Law School Assessment in the Context of Accreditation: Critical Questions, What We Know and Don't Know, and What We Should Do Next
Document Type
Law Review Article
Publication Date
1-2018
Keywords
educational psychology and metacognition, academic success programs
Abstract
"The essay proceeds in several parts. Part I provides important background about student learners now in law school or in the pipeline to attend law school in coming years. Since the focus of assessment is on student learning, it is crucial to understand the individuals whose learning is being assessed. Applying assessment practices historically developed for learners with different characteristics can result in mistaken judgments or missed opportunities for understanding and shaping the learning occurring today.
"Part II considers assessment practices increasingly associated with academic support programs introduced into legal education in the past quarter-century. Many faculty members were not exposed to academic support programming during their time in law school, because they sailed through their law school careers with little difficulty and thus did not experience some of the challenges that many in more recent generations of law students know all too well. Some faculty members may indeed regard academic support programming as remedial, assuming that those involved in this instructional area lack scholarly insights or exist in a world apart. Contrary to these assumptions, however, those engaged in academic support instruction are typically deeply knowledgeable about cognitive sciences and learning theory. They are among law schools’ best resources for guiding the implementation of the new ABA requirements on assessment, and faculty colleagues need to understand the scholarly insights emerging in this new field.

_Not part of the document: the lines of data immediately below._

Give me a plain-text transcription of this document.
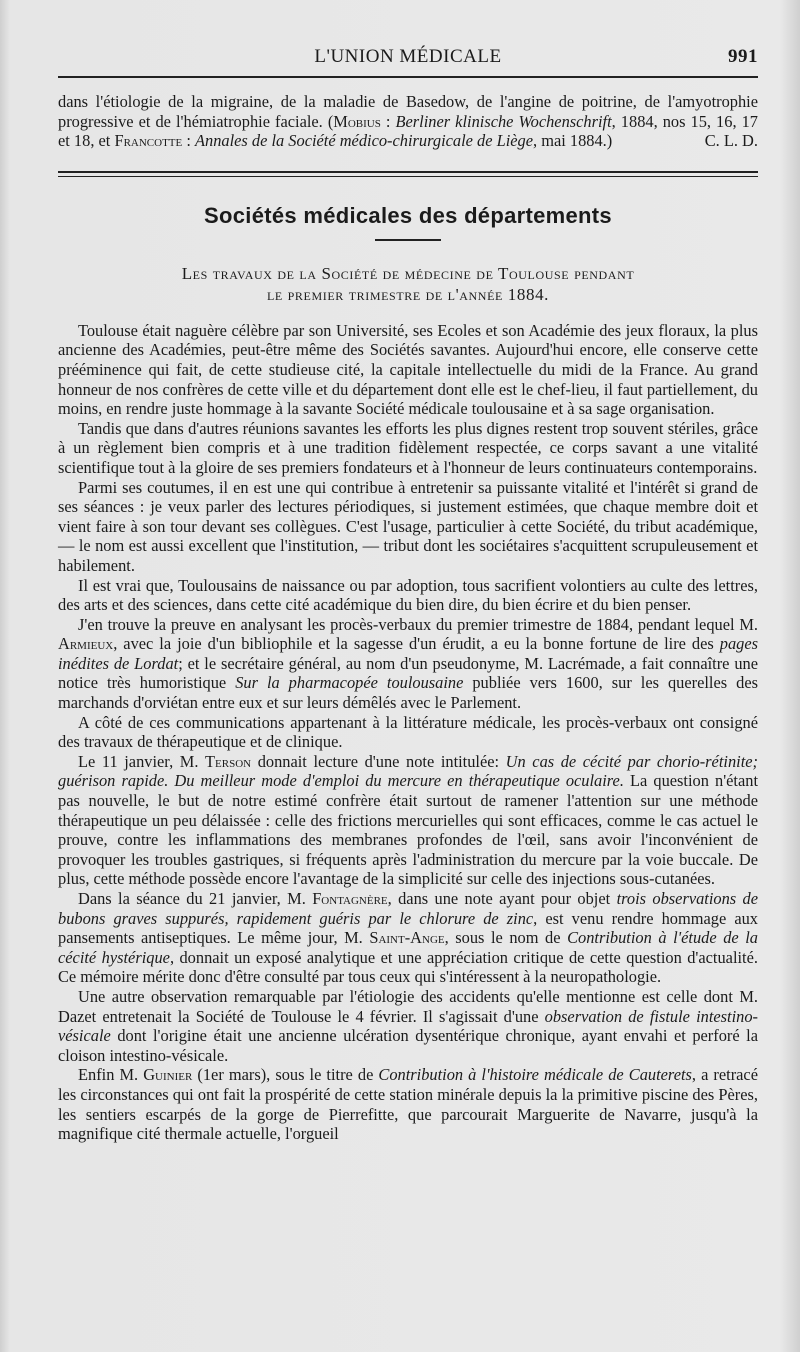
L'UNION MÉDICALE	991

dans l'étiologie de la migraine, de la maladie de Basedow, de l'angine de poitrine, de l'amyotrophie progressive et de l'hémiatrophie faciale. (Mobius : Berliner klinische Wochenschrift, 1884, nos 15, 16, 17 et 18, et Francotte : Annales de la Société médico-chirurgicale de Liège, mai 1884.)	C. L. D.
Sociétés médicales des départements
Les travaux de la Société de médecine de Toulouse pendant
le premier trimestre de l'année 1884.

Toulouse était naguère célèbre par son Université, ses Ecoles et son Académie des jeux floraux, la plus ancienne des Académies, peut-être même des Sociétés savantes. Aujourd'hui encore, elle conserve cette prééminence qui fait, de cette studieuse cité, la capitale intellectuelle du midi de la France. Au grand honneur de nos confrères de cette ville et du département dont elle est le chef-lieu, il faut partiellement, du moins, en rendre juste hommage à la savante Société médicale toulousaine et à sa sage organisation.

Tandis que dans d'autres réunions savantes les efforts les plus dignes restent trop souvent stériles, grâce à un règlement bien compris et à une tradition fidèlement respectée, ce corps savant a une vitalité scientifique tout à la gloire de ses premiers fondateurs et à l'honneur de leurs continuateurs contemporains.

Parmi ses coutumes, il en est une qui contribue à entretenir sa puissante vitalité et l'intérêt si grand de ses séances : je veux parler des lectures périodiques, si justement estimées, que chaque membre doit et vient faire à son tour devant ses collègues. C'est l'usage, particulier à cette Société, du tribut académique, — le nom est aussi excellent que l'institution, — tribut dont les sociétaires s'acquittent scrupuleusement et habilement.

Il est vrai que, Toulousains de naissance ou par adoption, tous sacrifient volontiers au culte des lettres, des arts et des sciences, dans cette cité académique du bien dire, du bien écrire et du bien penser.

J'en trouve la preuve en analysant les procès-verbaux du premier trimestre de 1884, pendant lequel M. Armieux, avec la joie d'un bibliophile et la sagesse d'un érudit, a eu la bonne fortune de lire des pages inédites de Lordat; et le secrétaire général, au nom d'un pseudonyme, M. Lacrémade, a fait connaître une notice très humoristique Sur la pharmacopée toulousaine publiée vers 1600, sur les querelles des marchands d'orviétan entre eux et sur leurs démêlés avec le Parlement.

A côté de ces communications appartenant à la littérature médicale, les procès-verbaux ont consigné des travaux de thérapeutique et de clinique.

Le 11 janvier, M. Terson donnait lecture d'une note intitulée: Un cas de cécité par chorio-rétinite; guérison rapide. Du meilleur mode d'emploi du mercure en thérapeutique oculaire. La question n'étant pas nouvelle, le but de notre estimé confrère était surtout de ramener l'attention sur une méthode thérapeutique un peu délaissée : celle des frictions mercurielles qui sont efficaces, comme le cas actuel le prouve, contre les inflammations des membranes profondes de l'œil, sans avoir l'inconvénient de provoquer les troubles gastriques, si fréquents après l'administration du mercure par la voie buccale. De plus, cette méthode possède encore l'avantage de la simplicité sur celle des injections sous-cutanées.

Dans la séance du 21 janvier, M. Fontagnère, dans une note ayant pour objet trois observations de bubons graves suppurés, rapidement guéris par le chlorure de zinc, est venu rendre hommage aux pansements antiseptiques. Le même jour, M. Saint-Ange, sous le nom de Contribution à l'étude de la cécité hystérique, donnait un exposé analytique et une appréciation critique de cette question d'actualité. Ce mémoire mérite donc d'être consulté par tous ceux qui s'intéressent à la neuropathologie.

Une autre observation remarquable par l'étiologie des accidents qu'elle mentionne est celle dont M. Dazet entretenait la Société de Toulouse le 4 février. Il s'agissait d'une observation de fistule intestino-vésicale dont l'origine était une ancienne ulcération dysentérique chronique, ayant envahi et perforé la cloison intestino-vésicale.

Enfin M. Guinier (1er mars), sous le titre de Contribution à l'histoire médicale de Cauterets, a retracé les circonstances qui ont fait la prospérité de cette station minérale depuis la la primitive piscine des Pères, les sentiers escarpés de la gorge de Pierrefitte, que parcourait Marguerite de Navarre, jusqu'à la magnifique cité thermale actuelle, l'orgueil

"Part III considers assessment processes increasingly being introduced by innovative faculty members who are experimenting with diverse forms of ‘formative assessment’—that is, introducing new types of educational practices into their courses and testing the extent to which such practices improve student learning. ‘Formative assessments’ differ from ‘summative assessments’ typically used to award grades at the end of a course. ‘Formative assessments’ simply provide students with educational tasks and some sort of feedback to help them become more aware of what they do or do not know, and to help build ‘scaffolds’ for subsequent learning. The new ABA standards direct law schools to incorporate more opportunities for ‘formative assessment’ in their instructional programs, while being clear that such techniques need not be employed in every class. Nonetheless, faculty colleagues who wish to experiment with such innovations need to know what types of formative assessment strategies are being developed by colleagues around the country, and may wish to learn how colleagues are themselves assessing whether such innovations actually make a difference in student learning.

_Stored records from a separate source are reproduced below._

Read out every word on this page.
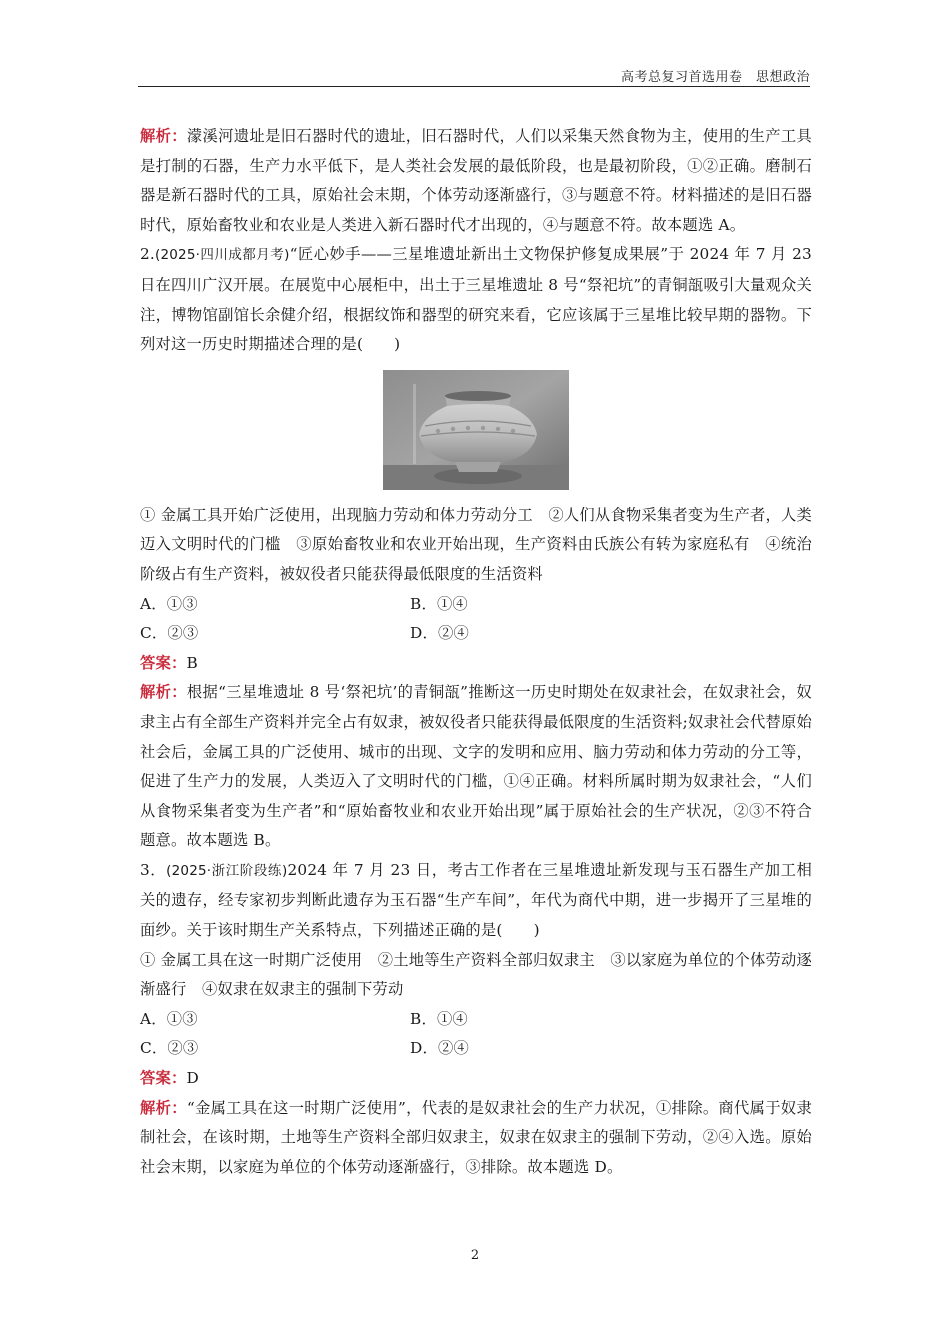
高考总复习首选用卷　思想政治

解析：濛溪河遗址是旧石器时代的遗址，旧石器时代，人们以采集天然食物为主，使用的生产工具是打制的石器，生产力水平低下，是人类社会发展的最低阶段，也是最初阶段，①②正确。磨制石器是新石器时代的工具，原始社会末期，个体劳动逐渐盛行，③与题意不符。材料描述的是旧石器时代，原始畜牧业和农业是人类进入新石器时代才出现的，④与题意不符。故本题选 A。

2.(2025·四川成都月考)“匠心妙手——三星堆遗址新出土文物保护修复成果展”于 2024 年 7 月 23 日在四川广汉开展。在展览中心展柜中，出土于三星堆遗址 8 号“祭祀坑”的青铜瓿吸引大量观众关注，博物馆副馆长余健介绍，根据纹饰和器型的研究来看，它应该属于三星堆比较早期的器物。下列对这一历史时期描述合理的是(　　)

① 金属工具开始广泛使用，出现脑力劳动和体力劳动分工　②人们从食物采集者变为生产者，人类迈入文明时代的门槛　③原始畜牧业和农业开始出现，生产资料由氏族公有转为家庭私有　④统治阶级占有生产资料，被奴役者只能获得最低限度的生活资料

A．①③	B．①④
C．②③	D．②④

答案：B

解析：根据“三星堆遗址 8 号‘祭祀坑’的青铜瓿”推断这一历史时期处在奴隶社会，在奴隶社会，奴隶主占有全部生产资料并完全占有奴隶，被奴役者只能获得最低限度的生活资料;奴隶社会代替原始社会后，金属工具的广泛使用、城市的出现、文字的发明和应用、脑力劳动和体力劳动的分工等，促进了生产力的发展，人类迈入了文明时代的门槛，①④正确。材料所属时期为奴隶社会，“人们从食物采集者变为生产者”和“原始畜牧业和农业开始出现”属于原始社会的生产状况，②③不符合题意。故本题选 B。

3．(2025·浙江阶段练)2024 年 7 月 23 日，考古工作者在三星堆遗址新发现与玉石器生产加工相关的遗存，经专家初步判断此遗存为玉石器“生产车间”，年代为商代中期，进一步揭开了三星堆的面纱。关于该时期生产关系特点，下列描述正确的是(　　)

① 金属工具在这一时期广泛使用　②土地等生产资料全部归奴隶主　③以家庭为单位的个体劳动逐渐盛行　④奴隶在奴隶主的强制下劳动

A．①③	B．①④
C．②③	D．②④

答案：D

解析：“金属工具在这一时期广泛使用”，代表的是奴隶社会的生产力状况，①排除。商代属于奴隶制社会，在该时期，土地等生产资料全部归奴隶主，奴隶在奴隶主的强制下劳动，②④入选。原始社会末期，以家庭为单位的个体劳动逐渐盛行，③排除。故本题选 D。

2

"Part IV turns to ‘institutional assessment,’ and the ways that law schools as institutions can approach new ABA requirements that mandate them to identify and assess their students’ learning through certain lenses or with an eye to certain ‘competences’ that are needed by legal professionals and that may increasingly be embedded in evolving bar examination practices or considered by prospective employers when recruiting students or evaluating associates early in their careers. ‘Institutional assessment’ practices typically necessitate collaborative efforts among faculty colleagues and between faculty and professional staff in order to determine the critical dimensions of learning to be assessed, across a number of courses and over the several years that students are enrolled. These critical dimensions are increasingly referred to as ‘programmatic learning outcomes.’ Once programmatic learning outcomes have been identified and adopted, additional challenges arise. How can a school and its faculty and professional staff collectively determine whether the desired outcomes have been achieved by their student bodies as a whole? Part IV accordingly proceeds in two major subparts, first considering learning outcomes and related questions, and then considering potential assessment techniques. Institutional assessment is by no means easy, and most faculty members, deans, and associate deans are unfamiliar with core concepts and methods. This part accordingly endeavors to help law schools and their faculties to get up to speed as they embark on this new journey.
"In concluding, Part V engages in a modest thought experiment, suggesting that legal education’s specialized accreditor, the ABA’s Council on Legal Education, should engage more seriously in the kind of sound assessment practices that it has now mandated for law schools and their faculties. It references good practices used in other professional fields as a means of testing collective judgments about and updating appropriate accreditation practices, and suggests that the ABA would do well to practice what it preaches—or, indeed, demands."